Наоборот, И.И. Мозжухин, придя со сцены, почти сразу почувствовал себя на съемках, как рыба в воде. Но известно, что он был плохим театральным актером. Впрочем, Полонский был еще худшим, а Холодная и Рунич совершенно никуда не годились на подмостках.
Подлинные гиганты сцены и сделали из этого обстоятельства правильный вывод, и либо только на всякий случай «попробовали», либо совсем не снимались для экрана. Ермоловой, Качалова, Станиславского мы в кинематографе не видим. К.С. Станиславский много думал о кино и тянется к нему своей творческой интуицией великого режиссера и артиста. Но на все соблазны отвечает:
— Помилуйте, ведь этим же надо «заняться». А где взять столько времени, сколько для этого нужно?

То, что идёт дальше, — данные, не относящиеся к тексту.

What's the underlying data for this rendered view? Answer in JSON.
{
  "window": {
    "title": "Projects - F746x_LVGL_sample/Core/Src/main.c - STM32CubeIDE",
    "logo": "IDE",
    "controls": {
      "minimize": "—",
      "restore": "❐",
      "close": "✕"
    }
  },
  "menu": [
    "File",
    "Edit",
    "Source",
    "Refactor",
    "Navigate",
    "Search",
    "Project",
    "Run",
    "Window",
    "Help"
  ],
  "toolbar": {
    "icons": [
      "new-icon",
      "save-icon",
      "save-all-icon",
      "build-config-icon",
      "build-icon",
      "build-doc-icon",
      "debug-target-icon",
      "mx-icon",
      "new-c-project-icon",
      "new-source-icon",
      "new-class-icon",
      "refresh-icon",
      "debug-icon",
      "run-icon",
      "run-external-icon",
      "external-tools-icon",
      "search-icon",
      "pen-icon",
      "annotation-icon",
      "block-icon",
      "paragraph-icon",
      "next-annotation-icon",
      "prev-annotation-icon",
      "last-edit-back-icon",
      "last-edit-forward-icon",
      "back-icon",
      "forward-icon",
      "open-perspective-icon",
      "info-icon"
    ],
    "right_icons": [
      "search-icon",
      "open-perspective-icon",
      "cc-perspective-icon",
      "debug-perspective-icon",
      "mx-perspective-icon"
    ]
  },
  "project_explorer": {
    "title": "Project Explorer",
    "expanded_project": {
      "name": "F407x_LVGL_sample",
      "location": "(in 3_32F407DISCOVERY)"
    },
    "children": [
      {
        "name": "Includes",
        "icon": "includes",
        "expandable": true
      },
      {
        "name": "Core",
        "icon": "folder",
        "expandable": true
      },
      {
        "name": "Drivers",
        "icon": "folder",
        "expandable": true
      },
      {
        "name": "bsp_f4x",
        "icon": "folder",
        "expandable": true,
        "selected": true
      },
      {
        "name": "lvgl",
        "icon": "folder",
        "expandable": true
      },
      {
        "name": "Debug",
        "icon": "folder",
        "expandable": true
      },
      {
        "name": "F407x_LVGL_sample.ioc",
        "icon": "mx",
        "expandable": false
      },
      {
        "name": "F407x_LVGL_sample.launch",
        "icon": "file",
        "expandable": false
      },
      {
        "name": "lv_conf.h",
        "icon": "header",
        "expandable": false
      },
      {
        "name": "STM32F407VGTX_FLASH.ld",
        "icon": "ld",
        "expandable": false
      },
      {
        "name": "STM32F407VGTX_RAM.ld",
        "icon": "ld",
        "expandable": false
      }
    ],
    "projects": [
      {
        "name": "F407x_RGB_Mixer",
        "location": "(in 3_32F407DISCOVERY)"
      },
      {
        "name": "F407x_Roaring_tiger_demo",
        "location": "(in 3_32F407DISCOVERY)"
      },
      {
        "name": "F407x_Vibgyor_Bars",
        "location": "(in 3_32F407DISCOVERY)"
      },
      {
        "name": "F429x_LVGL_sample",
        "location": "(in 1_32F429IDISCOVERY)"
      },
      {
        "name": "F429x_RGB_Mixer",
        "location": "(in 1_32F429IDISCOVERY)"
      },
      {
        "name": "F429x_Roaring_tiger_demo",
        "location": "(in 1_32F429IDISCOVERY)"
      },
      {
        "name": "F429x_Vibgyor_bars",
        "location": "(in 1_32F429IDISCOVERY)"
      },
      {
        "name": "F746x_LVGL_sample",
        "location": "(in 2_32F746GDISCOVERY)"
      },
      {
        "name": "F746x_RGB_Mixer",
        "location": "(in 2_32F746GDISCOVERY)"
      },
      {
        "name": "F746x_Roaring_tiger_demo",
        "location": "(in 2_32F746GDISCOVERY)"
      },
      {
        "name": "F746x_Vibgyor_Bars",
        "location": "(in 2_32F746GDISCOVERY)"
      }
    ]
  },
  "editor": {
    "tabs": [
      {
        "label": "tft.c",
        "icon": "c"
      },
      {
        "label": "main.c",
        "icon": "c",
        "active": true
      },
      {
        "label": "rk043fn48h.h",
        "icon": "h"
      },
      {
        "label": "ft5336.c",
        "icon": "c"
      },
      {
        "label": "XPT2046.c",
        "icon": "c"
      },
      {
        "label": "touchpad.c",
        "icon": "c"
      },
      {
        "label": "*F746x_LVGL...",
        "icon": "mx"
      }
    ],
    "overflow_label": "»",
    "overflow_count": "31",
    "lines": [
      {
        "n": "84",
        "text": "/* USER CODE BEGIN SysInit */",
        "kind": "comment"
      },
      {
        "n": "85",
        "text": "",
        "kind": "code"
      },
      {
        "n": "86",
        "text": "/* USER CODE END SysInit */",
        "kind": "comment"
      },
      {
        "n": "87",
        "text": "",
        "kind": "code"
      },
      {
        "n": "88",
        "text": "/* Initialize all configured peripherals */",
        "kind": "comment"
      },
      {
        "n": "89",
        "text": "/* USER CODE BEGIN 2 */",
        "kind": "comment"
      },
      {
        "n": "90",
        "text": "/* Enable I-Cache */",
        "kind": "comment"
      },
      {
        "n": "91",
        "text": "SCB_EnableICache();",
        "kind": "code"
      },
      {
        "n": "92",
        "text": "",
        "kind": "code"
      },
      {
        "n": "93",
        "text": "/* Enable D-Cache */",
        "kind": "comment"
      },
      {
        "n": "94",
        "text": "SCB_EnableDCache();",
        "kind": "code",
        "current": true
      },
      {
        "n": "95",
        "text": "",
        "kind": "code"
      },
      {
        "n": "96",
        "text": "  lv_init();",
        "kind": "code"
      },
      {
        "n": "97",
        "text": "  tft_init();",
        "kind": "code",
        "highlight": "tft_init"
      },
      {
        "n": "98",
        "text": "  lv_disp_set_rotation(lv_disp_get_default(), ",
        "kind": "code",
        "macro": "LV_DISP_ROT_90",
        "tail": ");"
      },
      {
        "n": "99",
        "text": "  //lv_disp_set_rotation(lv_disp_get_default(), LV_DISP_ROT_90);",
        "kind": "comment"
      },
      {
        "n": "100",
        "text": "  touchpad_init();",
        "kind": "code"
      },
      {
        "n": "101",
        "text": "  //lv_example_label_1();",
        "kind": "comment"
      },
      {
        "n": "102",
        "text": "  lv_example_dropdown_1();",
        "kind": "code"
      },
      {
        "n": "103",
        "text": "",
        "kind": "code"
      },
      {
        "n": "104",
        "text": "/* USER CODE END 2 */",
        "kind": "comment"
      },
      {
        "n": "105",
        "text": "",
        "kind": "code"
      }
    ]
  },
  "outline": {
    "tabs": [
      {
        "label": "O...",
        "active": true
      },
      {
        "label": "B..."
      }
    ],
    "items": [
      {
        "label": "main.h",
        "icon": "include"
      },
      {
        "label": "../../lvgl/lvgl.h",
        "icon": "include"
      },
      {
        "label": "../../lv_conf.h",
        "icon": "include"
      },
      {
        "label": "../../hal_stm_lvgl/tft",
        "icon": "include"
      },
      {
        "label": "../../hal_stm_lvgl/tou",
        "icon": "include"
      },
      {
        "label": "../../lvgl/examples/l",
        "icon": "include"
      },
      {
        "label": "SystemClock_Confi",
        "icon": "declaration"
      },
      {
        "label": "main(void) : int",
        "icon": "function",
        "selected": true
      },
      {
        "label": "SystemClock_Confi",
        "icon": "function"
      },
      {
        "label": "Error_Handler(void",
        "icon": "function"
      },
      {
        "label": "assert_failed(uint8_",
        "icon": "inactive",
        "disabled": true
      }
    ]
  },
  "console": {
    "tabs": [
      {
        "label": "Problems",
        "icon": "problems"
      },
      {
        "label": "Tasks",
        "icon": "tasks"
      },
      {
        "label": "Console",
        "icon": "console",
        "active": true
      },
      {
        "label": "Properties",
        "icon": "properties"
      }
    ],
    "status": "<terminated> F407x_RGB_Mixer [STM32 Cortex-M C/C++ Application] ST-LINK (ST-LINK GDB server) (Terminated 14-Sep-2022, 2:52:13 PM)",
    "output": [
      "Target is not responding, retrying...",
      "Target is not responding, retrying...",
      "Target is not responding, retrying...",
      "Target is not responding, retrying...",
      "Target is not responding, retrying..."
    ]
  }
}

Мудрый ответ для артиста театра.
Покойная М.Г. Савина чуть было не стала жертвой киноаппарата. Но на этот раз вездесущий Дранков опоздал. Он приехал специально из Москвы, чтобы заснять Марию Гавриловну хоть в небольшом фильме. И попал на похороны Савиной.
— Вот и контракт у меня тут,— горестно шептал он спутникам своим по печальной процессии.
Процессия эта была, кажется, заснята Дранковым.
«Советский экран». 1926. № 5. С. 10.
Цит. по: Ренц И. «Театральщики» в кино // Киноведческие записки. 2004. № 66. С. 281-282.